Raymond Queneau (1903-1976), scrittore, poeta, matematico e drammaturgo, è stato uno dei più poliedrici uomini di cultura della Francia del XX secolo. I suoi romanzi sono esplorazioni nelle infinite potenzialità della lingua.
I fiori blu (1965) è la più imprevedibile e pirotecnica opera di Queneau, certo la più rappresentativa. L'intreccio della vita dei due personaggi principali che si sognano reciprocamente, è il complesso nucleo del romanzo: Cidrolin, vive in una chiatta ormeggiata nella Senna nel 1964 e sogna le avventure del Duca d'Auge, che a sua volta, accompagnato dai suoi due cavalli parlanti Sten e Stef, attraversa la storia con quattro balzi lunghi 175 anni ciascuno, per incontrare Cidrolin. Non deve sorprendere la struttura matematica del romanzo, poiché nel 1960 Queneau fondò, insieme ad altri, un laboratorio di letteratura potenziale allo scopo di proporre nuove strutture, anche di natura matematica, per espandere la creatività.
L'incipir è illuminante:
Il venticinque settembre milleduecentosessantaquattro, sul far del giorno, il Duca d'Auge salì in cima al torrione del suo castello per considerare un momentino la situazione storica. La trovò poco chiara. Resti del passato alla rinfusa si trascinavano ancora qua e là. Sulle rive del vicino rivo erano accampati un Unno o due; poco distante un Gallo, forse Edueno, immergeva audacemente i piedi nella fresca corrente. Si disegnavano all'orizzonte le sagome sfatte di qualche diritto Romano, gran Saraceno, vecchio Franco, ignoto Vandalo. I Normanni bevevan calvados.Il Duca d'Auge sospirò pur senza interrompere l'attento esame di quei fenomeni consunti.Gli Unni cucinavano bistecche alla tartara, i Gaulois fumavano gitanes, i Romani disegnavano greche, i Franchi suonavano lire, i Saracineschi chiudevano persiane. I Normanni bevevano calvados.- Tutta questa storia, - disse il Duca d'Auge al Duca d'Auge,- tutta questa storia per un po' di giochi di parole, per un po' d'anacronismi: una miseria.
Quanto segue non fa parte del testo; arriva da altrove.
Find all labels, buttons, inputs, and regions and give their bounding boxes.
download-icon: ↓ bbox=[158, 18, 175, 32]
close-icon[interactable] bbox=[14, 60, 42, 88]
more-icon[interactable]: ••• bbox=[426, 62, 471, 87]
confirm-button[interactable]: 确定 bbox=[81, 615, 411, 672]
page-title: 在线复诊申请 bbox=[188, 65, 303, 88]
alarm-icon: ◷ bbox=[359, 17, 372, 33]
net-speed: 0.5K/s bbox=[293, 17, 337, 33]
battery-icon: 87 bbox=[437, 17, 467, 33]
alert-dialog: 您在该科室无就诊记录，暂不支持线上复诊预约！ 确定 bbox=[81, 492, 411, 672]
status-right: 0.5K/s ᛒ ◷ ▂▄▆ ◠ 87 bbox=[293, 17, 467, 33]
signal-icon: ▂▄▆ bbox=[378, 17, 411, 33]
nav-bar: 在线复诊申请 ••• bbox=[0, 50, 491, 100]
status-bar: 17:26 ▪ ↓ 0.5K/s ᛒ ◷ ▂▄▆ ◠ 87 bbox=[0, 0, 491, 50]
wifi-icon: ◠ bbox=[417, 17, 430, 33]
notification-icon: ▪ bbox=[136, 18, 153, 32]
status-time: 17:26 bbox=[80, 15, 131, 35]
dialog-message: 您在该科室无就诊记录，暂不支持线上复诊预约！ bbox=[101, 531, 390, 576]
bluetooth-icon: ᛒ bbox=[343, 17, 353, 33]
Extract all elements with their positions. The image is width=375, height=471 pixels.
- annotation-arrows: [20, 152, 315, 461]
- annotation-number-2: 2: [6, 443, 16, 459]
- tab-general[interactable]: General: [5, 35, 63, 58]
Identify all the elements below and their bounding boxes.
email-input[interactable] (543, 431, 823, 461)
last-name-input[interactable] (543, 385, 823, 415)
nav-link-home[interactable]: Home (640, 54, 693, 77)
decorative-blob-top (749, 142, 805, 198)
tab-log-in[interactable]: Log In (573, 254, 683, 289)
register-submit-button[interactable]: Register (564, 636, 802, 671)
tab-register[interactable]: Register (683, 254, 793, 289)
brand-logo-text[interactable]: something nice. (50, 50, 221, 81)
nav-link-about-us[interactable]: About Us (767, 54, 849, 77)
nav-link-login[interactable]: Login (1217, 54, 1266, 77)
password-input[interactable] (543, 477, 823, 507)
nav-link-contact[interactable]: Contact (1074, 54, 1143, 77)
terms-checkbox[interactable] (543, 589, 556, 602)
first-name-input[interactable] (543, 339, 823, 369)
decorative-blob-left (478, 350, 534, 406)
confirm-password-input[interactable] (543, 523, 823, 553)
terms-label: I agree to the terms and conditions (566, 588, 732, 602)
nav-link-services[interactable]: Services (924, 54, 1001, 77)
Non si troverà mai via d'uscita?
Ecco, l'uscita dalla storia (il disfacimento della storia la definisce Italo Calvino, nella Nota del Traduttore in appendice) è un'altra delle molte chiavi di lettura di questo romanzo (la principale è quella psicanalitica), ma posso assicurare che, nonostante la complessità, il romanzo risulta di piacevole lettura perché il linguaggio usato è un elemento senza peso, che aleggia sopra le cose, e le battute, i doppi e tripli sensi, i calembours si alternano a citazioni colte in un susseguirsi spumeggiante che fanno la gioia del lettore.